Chill out when driving in heavy traffic. Listen to the Spa channel or relaxing music. Avoid listening to hostile or controversial radio talk shows when you are behind the wheel. Why? Because you can become mentally engaged in the discussion and express your anger or excitement in how you are driving.


airbags protect in car crash

Make sure your passengers are safe. The car should not move until everybody is buckled up. Seat belts save lives. So do airbags but to do their job properly occupants also have to be buckled up.

A caution about airbags: Although the airbags in newer vehicles are "smarter" and deploy with adjustable force depending on the severity of a crash and the weight of an occupant, they do deploy with considerable force and may cause serious injury or even death if a driver is positioned too close to the steering wheel. This is especially important with smaller people who may scoot the seat up very close to the steering wheel so they can comfortable reach the pedals. Passenger side front airbags also present a potential danger to small children (usually those 8 or years younger) in an accident. For this reason, kids should NEVER be allowed to sit in the front passenger seat until they are old enough or large enough to comply with airbag precautions. Kids are always safer in the back seat regardless of age or size..

Child seats: Proper installation and use of child seats and booster seats is also extremely important for the safety of your children. Many cities offer a free inspection service where the police or fire department will check the installation of a child seat. Installing a child's car seat seems like a simple thing, but reports have shown that up to HALF of all are seats that parents have installed have not been installed correctly! Belts or mounting clips may have been improperly routed or not even fastened correctly. Infant seats must always be installed with the child facing backwards, never forwards. Simple mistakes can have tragic consequences so make sure child seats are installed correctly. Also, check for recalls. There have been countless recalls for various brands and models of car seats. If you own a seat that has been recalled, get rid of it. Put it in the trash. Don't give it away, resell it or donate it. Most resale shops no longer accept used child seats as donations because the liability risks are too great.

Pet Safety: The safety of your pets is important too. Nothing is more dangerous or distracting than an excited or upset dog jumping around inside a vehicle. Dogs love to hang their heads out an open window. Yes, it looks like fun until a bug or a rock hits them in the eye. Or they see another dog, or a cat or a squirrel and try to jump out the window!
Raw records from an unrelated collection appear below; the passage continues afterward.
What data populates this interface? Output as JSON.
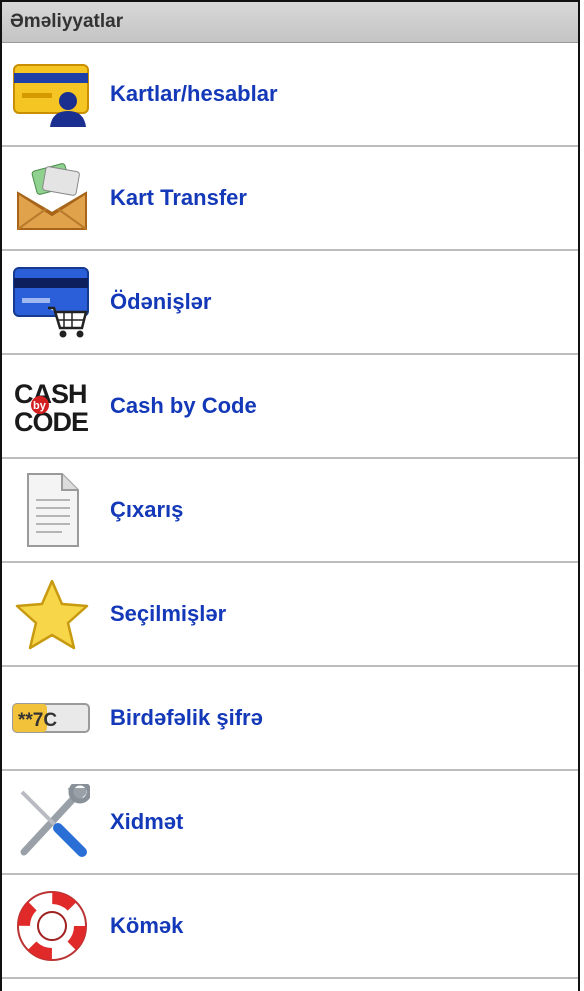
{
  "header": {
    "title": "Əməliyyatlar"
  },
  "menu": [
    {
      "label": "Kartlar/hesablar",
      "icon": "card-user-icon"
    },
    {
      "label": "Kart Transfer",
      "icon": "envelope-cards-icon"
    },
    {
      "label": "Ödənişlər",
      "icon": "card-cart-icon"
    },
    {
      "label": "Cash by Code",
      "icon": "cash-by-code-icon",
      "icon_text_top": "CASH",
      "icon_text_bottom": "CODE",
      "icon_badge": "by"
    },
    {
      "label": "Çıxarış",
      "icon": "document-icon"
    },
    {
      "label": "Seçilmişlər",
      "icon": "star-icon"
    },
    {
      "label": "Birdəfəlik şifrə",
      "icon": "one-time-password-icon",
      "icon_text": "**7C"
    },
    {
      "label": "Xidmət",
      "icon": "tools-icon"
    },
    {
      "label": "Kömək",
      "icon": "lifebuoy-icon"
    }
  ],
  "colors": {
    "label": "#1338b8",
    "header_bg": "#cfcfcf",
    "divider": "#bdbdbd"
  }
}
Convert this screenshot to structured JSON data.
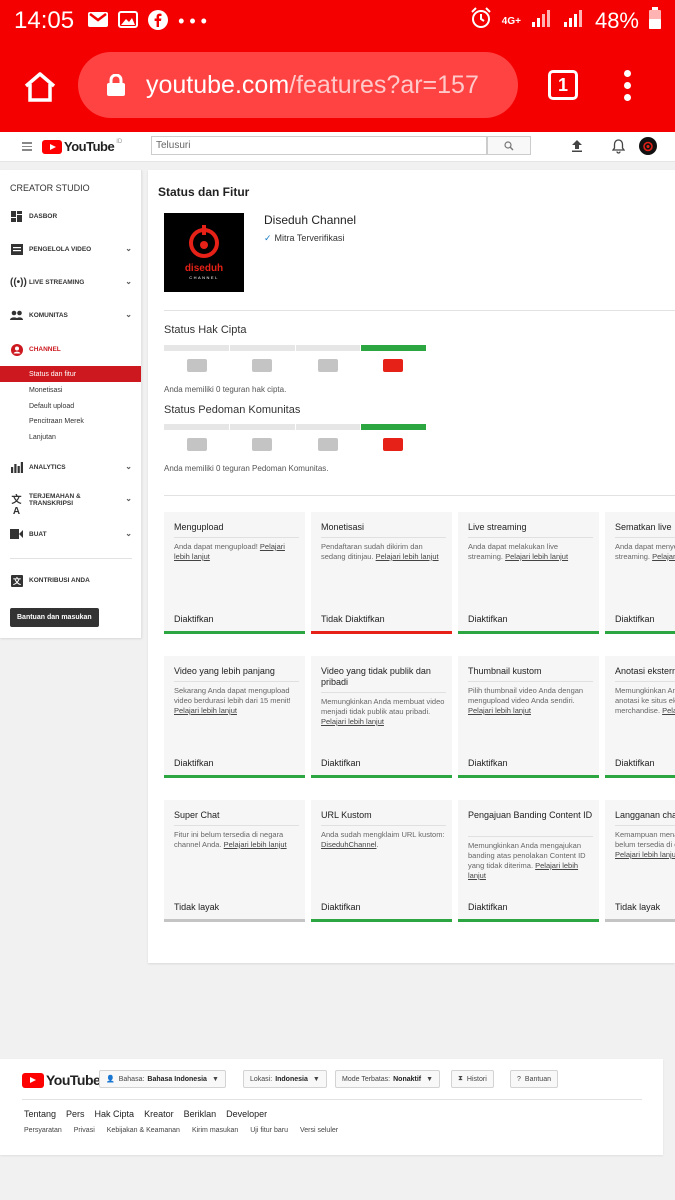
{
  "statusbar": {
    "time": "14:05",
    "network": "4G+",
    "battery": "48%"
  },
  "browser": {
    "url_host": "youtube.com",
    "url_path": "/features?ar=157",
    "tab_count": "1"
  },
  "header": {
    "logo_text": "YouTube",
    "logo_superscript": "ID",
    "search_placeholder": "Telusuri"
  },
  "sidebar": {
    "title": "CREATOR STUDIO",
    "items": [
      {
        "label": "DASBOR",
        "icon": "dashboard-icon"
      },
      {
        "label": "PENGELOLA VIDEO",
        "icon": "video-manager-icon"
      },
      {
        "label": "LIVE STREAMING",
        "icon": "live-icon"
      },
      {
        "label": "KOMUNITAS",
        "icon": "community-icon"
      },
      {
        "label": "CHANNEL",
        "icon": "channel-icon"
      },
      {
        "label": "ANALYTICS",
        "icon": "analytics-icon"
      },
      {
        "label": "TERJEMAHAN & TRANSKRIPSI",
        "icon": "translate-icon"
      },
      {
        "label": "BUAT",
        "icon": "create-icon"
      },
      {
        "label": "KONTRIBUSI ANDA",
        "icon": "contribution-icon"
      }
    ],
    "channel_sub": [
      "Status dan fitur",
      "Monetisasi",
      "Default upload",
      "Pencitraan Merek",
      "Lanjutan"
    ],
    "feedback_button": "Bantuan dan masukan"
  },
  "main": {
    "title": "Status dan Fitur",
    "channel_name": "Diseduh Channel",
    "verified": "Mitra Terverifikasi",
    "thumb_text1": "diseduh",
    "thumb_text2": "CHANNEL",
    "copyright": {
      "title": "Status Hak Cipta",
      "text": "Anda memiliki 0 teguran hak cipta."
    },
    "community": {
      "title": "Status Pedoman Komunitas",
      "text": "Anda memiliki 0 teguran Pedoman Komunitas."
    },
    "cards": [
      {
        "title": "Mengupload",
        "desc": "Anda dapat mengupload! ",
        "link": "Pelajari lebih lanjut",
        "status": "Diaktifkan",
        "state": "ok"
      },
      {
        "title": "Monetisasi",
        "desc": "Pendaftaran sudah dikirim dan sedang ditinjau. ",
        "link": "Pelajari lebih lanjut",
        "status": "Tidak Diaktifkan",
        "state": "bad"
      },
      {
        "title": "Live streaming",
        "desc": "Anda dapat melakukan live streaming. ",
        "link": "Pelajari lebih lanjut",
        "status": "Diaktifkan",
        "state": "ok"
      },
      {
        "title": "Sematkan live",
        "desc": "Anda dapat menyematkan live streaming. ",
        "link": "Pelajari lebih lanjut",
        "status": "Diaktifkan",
        "state": "ok"
      },
      {
        "title": "Video yang lebih panjang",
        "desc": "Sekarang Anda dapat mengupload video berdurasi lebih dari 15 menit! ",
        "link": "Pelajari lebih lanjut",
        "status": "Diaktifkan",
        "state": "ok"
      },
      {
        "title": "Video yang tidak publik dan pribadi",
        "desc": "Memungkinkan Anda membuat video menjadi tidak publik atau pribadi. ",
        "link": "Pelajari lebih lanjut",
        "status": "Diaktifkan",
        "state": "ok"
      },
      {
        "title": "Thumbnail kustom",
        "desc": "Pilih thumbnail video Anda dengan mengupload video Anda sendiri. ",
        "link": "Pelajari lebih lanjut",
        "status": "Diaktifkan",
        "state": "ok"
      },
      {
        "title": "Anotasi eksternal",
        "desc": "Memungkinkan Anda menautkan anotasi ke situs eksternal partner merchandise. ",
        "link": "Pelajari lebih lanjut",
        "status": "Diaktifkan",
        "state": "ok"
      },
      {
        "title": "Super Chat",
        "desc": "Fitur ini belum tersedia di negara channel Anda. ",
        "link": "Pelajari lebih lanjut",
        "status": "Tidak layak",
        "state": "na"
      },
      {
        "title": "URL Kustom",
        "desc": "Anda sudah mengklaim URL kustom: ",
        "link": "DiseduhChannel",
        "status": "Diaktifkan",
        "state": "ok"
      },
      {
        "title": "Pengajuan Banding Content ID",
        "desc": "Memungkinkan Anda mengajukan banding atas penolakan Content ID yang tidak diterima. ",
        "link": "Pelajari lebih lanjut",
        "status": "Diaktifkan",
        "state": "ok"
      },
      {
        "title": "Langganan channel",
        "desc": "Kemampuan menawarkan langganan belum tersedia di channel Anda. ",
        "link": "Pelajari lebih lanjut",
        "status": "Tidak layak",
        "state": "na"
      }
    ]
  },
  "footer": {
    "logo_text": "YouTube",
    "language_label": "Bahasa:",
    "language_value": "Bahasa Indonesia",
    "location_label": "Lokasi:",
    "location_value": "Indonesia",
    "restricted_label": "Mode Terbatas:",
    "restricted_value": "Nonaktif",
    "history": "Histori",
    "help": "Bantuan",
    "links1": [
      "Tentang",
      "Pers",
      "Hak Cipta",
      "Kreator",
      "Beriklan",
      "Developer"
    ],
    "links2": [
      "Persyaratan",
      "Privasi",
      "Kebijakan & Keamanan",
      "Kirim masukan",
      "Uji fitur baru",
      "Versi seluler"
    ]
  },
  "colors": {
    "brand_red": "#f40000",
    "yt_red": "#ff0000",
    "ok_green": "#2ba640",
    "bad_red": "#e62117",
    "active_nav": "#cc181e"
  }
}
Never drive with a pet sitting on your lap. They can interfere with your ability to steer or react quickly, and if your vehicle is in a crash and the airbag deploys it could severely injure or kill your beloved pet.

If a dog is not restrained with some type of safety harness or is not inside a securely mounted carrying cage, they can become a projectile in an accident. Dogs (and cats) were not meant to fly, especially into windshields, dash panels or seat backs. If you are taking a pet with you, make sure they are as safe as a human passenger.


Tires: Many people don't know that tires weaken with age. Most tire manufacturers recommend replacing tires regardless of tread wear after six years, especially in hot climates. Heat, time, solar UV and ozone are all detrimental to the elasticity and strength of natural rubber. As a tire ages beyond six years, the risk of a sudden tire failure doubles with each passing year. After 10 years, tire replacement should be mandatory. For more information, see Why Tires Fail

Heavily worn or bald tires are unsafe to drive on because they increase the risk of hydroplaning, skidding and loss of control. If the wear bars in the tread grooves are flush with the tread, your tires are worn out and should be replaced ASAP.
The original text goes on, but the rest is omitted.